The Pro plan provides 5 schedule triggers per day; Team/Enterprise plans offer 25/day (per Anthropic's official pricing page — confirm the latest limits before relying on these numbers). The key insight is that Webhook/API triggers do not count toward the daily schedule cap, so indie makers can use the Pro plan with Webhook triggers for high-frequency events (PR opens, issue creation) and reserve the 5 schedule triggers for fixed schedules (morning digest, weekly doc scan). This covers most indie maker needs.
Can Cloud Routines access my local files?
No. Every Cloud Routine execution performs a fresh clone in Anthropic's cloud environment — it cannot access your local .env.local, local databases, or other local state. Tasks requiring local file access must use Desktop scheduled tasks instead. Credentials (API keys) need to be configured in the Routine's Environment Variables settings.
Do Routines replace GitHub Actions?
No — they complement each other. GitHub Actions excels at deterministic CI/CD pipelines (build, test, deploy) with fixed workflows. Routines excel at judgment-based tasks requiring AI context understanding (PR review, doc quality scanning, Sentry error summaries). The optimal combination lets GitHub Actions handle CI/CD while Routines handle the reasoning-intensive parts.

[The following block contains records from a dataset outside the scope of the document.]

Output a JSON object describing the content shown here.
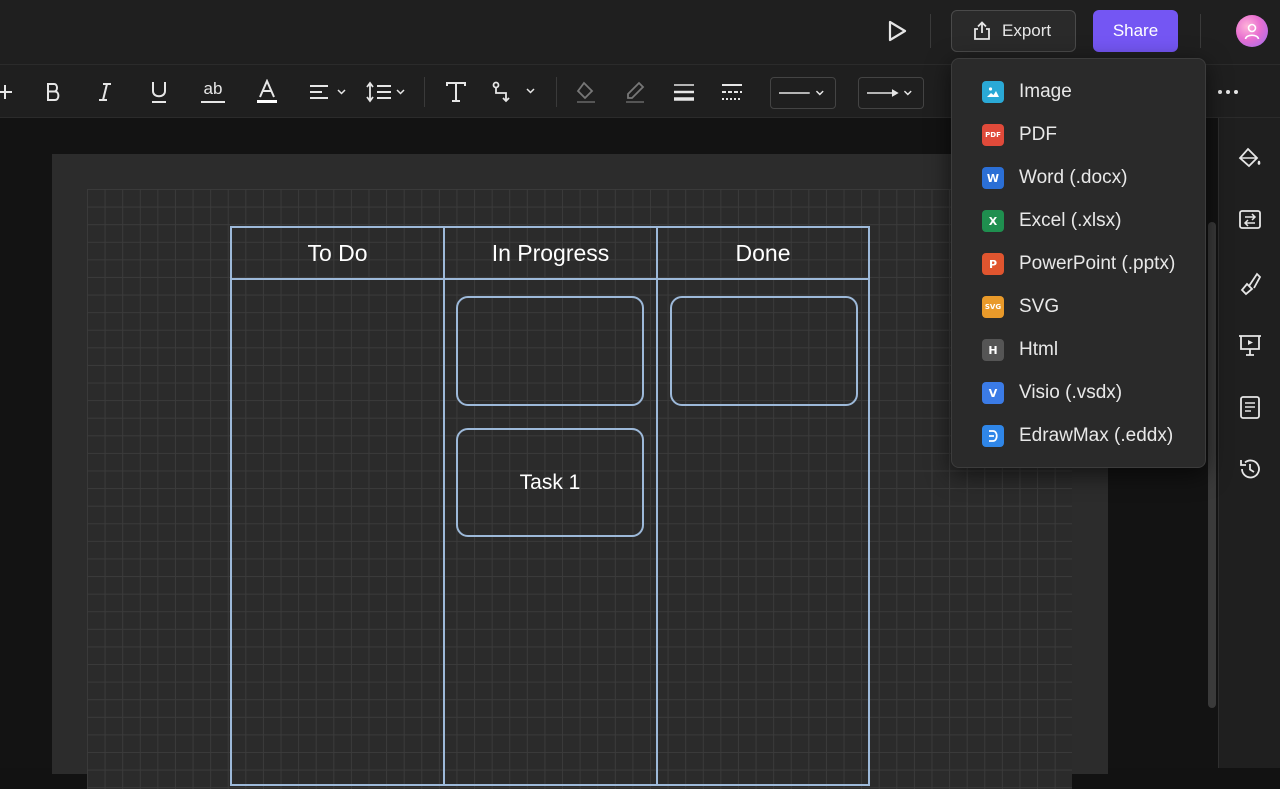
{
  "header": {
    "export_label": "Export",
    "share_label": "Share"
  },
  "toolbar": {
    "text_underline_label": "ab"
  },
  "board": {
    "columns": [
      "To Do",
      "In Progress",
      "Done"
    ],
    "cards": [
      {
        "column": "In Progress",
        "text": ""
      },
      {
        "column": "Done",
        "text": ""
      },
      {
        "column": "In Progress",
        "text": "Task 1"
      }
    ]
  },
  "export_menu": {
    "items": [
      {
        "label": "Image",
        "icon": "image-icon",
        "icon_text": "",
        "color": "#2aa9d6"
      },
      {
        "label": "PDF",
        "icon": "pdf-icon",
        "icon_text": "PDF",
        "color": "#e04a3a"
      },
      {
        "label": "Word (.docx)",
        "icon": "word-icon",
        "icon_text": "W",
        "color": "#2b6fd6"
      },
      {
        "label": "Excel (.xlsx)",
        "icon": "excel-icon",
        "icon_text": "X",
        "color": "#1f8f4f"
      },
      {
        "label": "PowerPoint (.pptx)",
        "icon": "powerpoint-icon",
        "icon_text": "P",
        "color": "#e0552f"
      },
      {
        "label": "SVG",
        "icon": "svg-icon",
        "icon_text": "SVG",
        "color": "#e99a2a"
      },
      {
        "label": "Html",
        "icon": "html-icon",
        "icon_text": "H",
        "color": "#555555"
      },
      {
        "label": "Visio (.vsdx)",
        "icon": "visio-icon",
        "icon_text": "V",
        "color": "#3b7be6"
      },
      {
        "label": "EdrawMax (.eddx)",
        "icon": "edrawmax-icon",
        "icon_text": "D",
        "color": "#2f86e8"
      }
    ]
  },
  "colors": {
    "accent": "#7456f3",
    "board_line": "#9db9d9",
    "background": "#1f1f1f"
  }
}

How do I create my first Routine? What are the prerequisites?
Prerequisites: (1) Claude Code on the web enabled (claude.ai/code); (2) GitHub repository connected to Claude Code; (3) If needed, API keys configured in Environment Variables. Setup flow: Go to claude.ai/code/routines → New Routine → choose trigger type (Schedule/Webhook/API) → set repository and prompt → save. Initial setup takes about 15-30 minutes; after that, it's nearly zero maintenance.